Let’s say I have several very large vectors. They are stored on disk. I need to access them individually by reading from each respective file which would place them into memory. I would perform some function on a single vector and then move to the next one I need access. I need to be able to instruct each vector in memory to be garbage collected every time I need to access a different vector. I’m not sure if performMajorGC
would ensure that the vector would be garbage collected if it is stated in my program that I have to access that same vector again later by referencing the same function name that read the vector in from disk. In such a case I would read it into memory again, use it, then garbage collect it. How would I ensure it’s garage collection while using the same function name for the vector that is read from the same file?
Would appreciate any advice thanks
In response to Daniel Wagner:
myvec x :: Int -> IO (Vector (Vector ByteString))
myvec x = do let ioy = do y <- Data.ByteString.Lazy.readFile ("data.csv" (show x))
guard (isRight (Data.Csv.decode NoHeader y))
return y
yy <- ioy
return (head $ snd $ partitionEithers [Data.Csv.decode NoHeader yy])
myvecvec :: Vector (IO (Vector (Vector ByteString)))
myvecvec = generate 100 (\x -> myvec x)
somefunc1 :: IO (Vector (Vector ByteString)) -> IO ()
somefunc1 iovv = do vv <- iovv
somefunc1x1 vv :: Vector (Vector ByteString) -> IO ()
-- same thing for somefunc2 and 3
oponvec :: IO ()
oponvec = do somefunc1 (myvecvec ! 0)
performGC
somefunc2 (myvecvec ! 1)
performGC
somefunc3 (myvecvec ! 0)
CodePudding user response:
You can test this by using a weak pointer as follows:
import qualified Data.Vector.Unboxed as V
import System.Mem.Weak
import System.Mem
main :: IO ()
main = do
let xs = V.fromList [1..1000000:: Int]
wkp <- mkWeakPtr xs Nothing
performGC
xs' <- deRefWeak wkp
print xs'
On my system this prints Nothing
which means that the vector has been deallocated. However, I don't know if GHC guarantees that this happens.
Here's a program which checks @amalloy's suggestion:
import qualified Data.Vector.Unboxed as V
import Control.Monad
import Data.Word
{-# NOINLINE newLarge #-}
newLarge :: Word8 -> V.Vector Word8
newLarge n = V.replicate 5000000000 n -- 5GB
main :: IO ()
main = forM_ [1..10] $ \i -> print (V.sum (newLarge i))

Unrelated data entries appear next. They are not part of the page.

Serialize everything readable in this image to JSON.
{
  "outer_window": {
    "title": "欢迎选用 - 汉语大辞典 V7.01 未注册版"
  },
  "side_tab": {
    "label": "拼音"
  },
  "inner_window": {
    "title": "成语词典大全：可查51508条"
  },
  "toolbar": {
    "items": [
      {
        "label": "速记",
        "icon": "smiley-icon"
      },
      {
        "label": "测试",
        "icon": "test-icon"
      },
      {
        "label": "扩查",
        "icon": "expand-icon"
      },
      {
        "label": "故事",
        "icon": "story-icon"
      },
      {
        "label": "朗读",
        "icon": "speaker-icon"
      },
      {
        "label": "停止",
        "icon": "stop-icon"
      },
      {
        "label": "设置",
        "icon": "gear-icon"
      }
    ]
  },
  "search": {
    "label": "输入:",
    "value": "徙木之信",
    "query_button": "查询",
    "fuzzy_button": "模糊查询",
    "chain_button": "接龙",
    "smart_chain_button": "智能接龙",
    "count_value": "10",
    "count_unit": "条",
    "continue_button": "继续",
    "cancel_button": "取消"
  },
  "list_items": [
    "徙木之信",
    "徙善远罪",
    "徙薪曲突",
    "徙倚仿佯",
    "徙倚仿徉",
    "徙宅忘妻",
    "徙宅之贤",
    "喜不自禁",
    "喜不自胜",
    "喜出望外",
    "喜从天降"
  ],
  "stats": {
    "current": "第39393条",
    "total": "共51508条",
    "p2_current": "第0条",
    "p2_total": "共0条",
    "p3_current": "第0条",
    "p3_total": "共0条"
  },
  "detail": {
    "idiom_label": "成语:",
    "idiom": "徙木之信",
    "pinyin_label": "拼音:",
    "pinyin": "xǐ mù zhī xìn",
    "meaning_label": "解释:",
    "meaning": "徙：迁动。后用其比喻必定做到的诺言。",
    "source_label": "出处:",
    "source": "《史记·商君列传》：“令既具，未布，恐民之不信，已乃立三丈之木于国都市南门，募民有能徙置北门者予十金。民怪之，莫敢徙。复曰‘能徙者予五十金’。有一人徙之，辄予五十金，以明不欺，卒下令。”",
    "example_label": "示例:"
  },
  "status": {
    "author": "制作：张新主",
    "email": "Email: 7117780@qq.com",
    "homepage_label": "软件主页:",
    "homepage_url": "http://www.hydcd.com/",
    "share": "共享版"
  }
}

This uses exactly 5GB on my machine, which shows that there are never two large vectors allocated at the same time.
CodePudding user response:
I need to be able to instruct each vector in memory to be garbage collected every time I need to access a different vector.
Do you? Why? If it's simply because they're large and you're worried about fitting the vector in memory, then don't worry about it. If memory space is needed, and the object is unreachable, then garbage collection will pick it up. If memory space is not needed, you don't need to do anything. And if the object is reachable, running the GC won't help. So there are no cases where manual intervention in GC will do any good.
And if you want to GC it for some other reason than freeing up memory, you need to explain that in the question, because that goal will surely affect answers.